Kaylene Corbett

Personal information
- Nationality: South African
- Born: 15 June 1999 (age 27) Bloemfontein, South Africa
- Height: 1.73 m (5 ft 8 in)

Sport
- Sport: Swimming
- Strokes: Breaststroke

Medal record
Women's swimming
Representing South Africa
| Event | 1st | 2nd | 3rd |
| World Championships (LC) | 0 | 0 | 1 |
| Commonwealth Games | 0 | 0 | 1 |
| African Games | 5 | 0 | 0 |
| African Championships | 4 | 0 | 0 |
| Pan Pacific Championships | 0 | 0 | 1 |
| Summer Universiade | 0 | 2 | 0 |
| Total | 9 | 2 | 3 |
World Championships (LC)
| Bronze medal – third place | 2025 Singapore | 200 m breaststroke |
Pan Pacific Championships
| Bronze medal – third place | 2026 Irvine | 200 m breaststroke |
Commonwealth Games
| Bronze medal – third place | 2022 Birmingham | 200 m breaststroke |
African Games
| Gold medal – first place | 2019 Casablanca | 50 m breaststroke |
| Gold medal – first place | 2019 Casablanca | 100 m breaststroke |
| Gold medal – first place | 2019 Casablanca | 200 m breaststroke |
| Gold medal – first place | 2019 Casablanca | 4×100 m medley |
| Gold medal – first place | 2019 Casablanca | 4×100 m mixed medley |
African Championships
| Gold medal – first place | 2016 Bloemfontein | 50 m breaststroke |
| Gold medal – first place | 2016 Bloemfontein | 100 m breaststroke |
| Gold medal – first place | 2016 Bloemfontein | 200 m breaststroke |
| Gold medal – first place | 2016 Bloemfontein | 4×100 m medley |
Summer Universiade
| Silver medal – second place | 2021 Chengdu | 100 m breaststroke |
| Silver medal – second place | 2021 Chengdu | 200 m breaststroke |

= Kaylene Corbett =

South African swimmer (born 1999)

Kaylene Corbett (born 15 June 1999) is a South African swimmer. She competed in the women's 100 metre breaststroke event at the 2017 World Aquatics Championships. At the 2022 Commonwealth Games, she won the bronze medal in the 200 metre breaststroke.

==2021–2022==
In June 2021, she qualified to represent South Africa at the 2020 Summer Olympics. She won the second semi-final of the 200 metre breaststroke and joined her teammate, Tatjana Schoenmaker, in the final. It was the first time since Sydney 2000 that two South African women reached the finals of the same event. Corbett managed fifth place while Schoenmaker took gold.

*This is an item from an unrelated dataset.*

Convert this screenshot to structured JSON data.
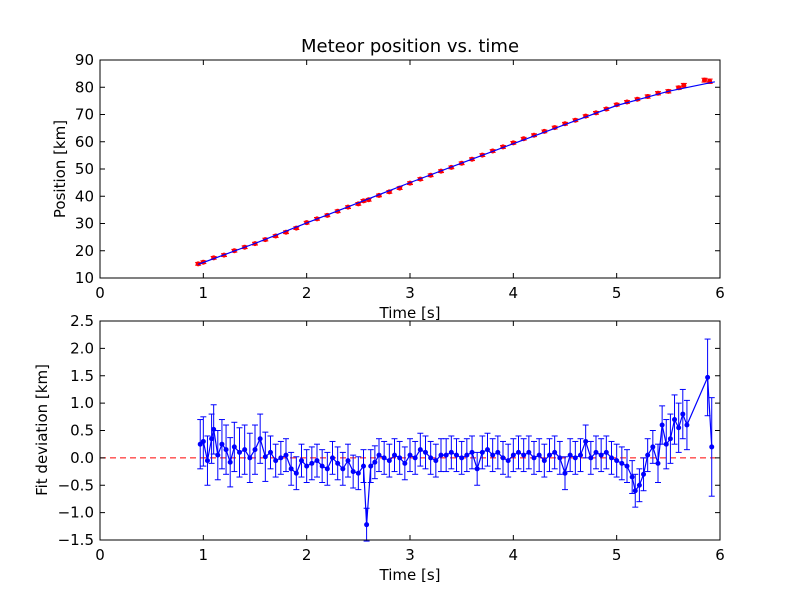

The following year, in April 2022, she won the silver medal in the 200 metre breaststroke at the year's South Africa National Swimming Championships with a 2022 World Aquatics Championships and 2022 Commonwealth Games qualifying time of 2:24.66. In June, she was named as a member of the South Africa team for the 2022 Commonwealth Games.

===2022 Commonwealth Games===
In her first event as part of swimming at the 2022 Commonwealth Games, the 50 metre breaststroke, Corbett qualified for the semifinals with a time of 31.07 seconds and overall seventh-rank. She swam a time of 31.43 seconds in the semifinals, qualifying for the final along with fellow South Africans Lara van Niekerk and Tatjana Schoenmaker. The following day, she placed sixth in the final with a time of 31.10 seconds. On day three, she qualified for the final of the 200 metre breaststroke ranking fourth in the preliminaries with a time of 2:25.08. In the final, she finished less than two seconds behind gold medalist Tatjana Schoenmaker with a time of 2:23.67 and won the bronze medal. For the preliminaries of the 100 metre breaststroke on day four, she swam a 1:08.12 and qualified for the semifinals ranking eighth. Dropping 0.16 seconds from her time in the semifinals, she ranked seventh and advanced to the final. In the final, she improved her time to a 1:07.62 and placed seventh.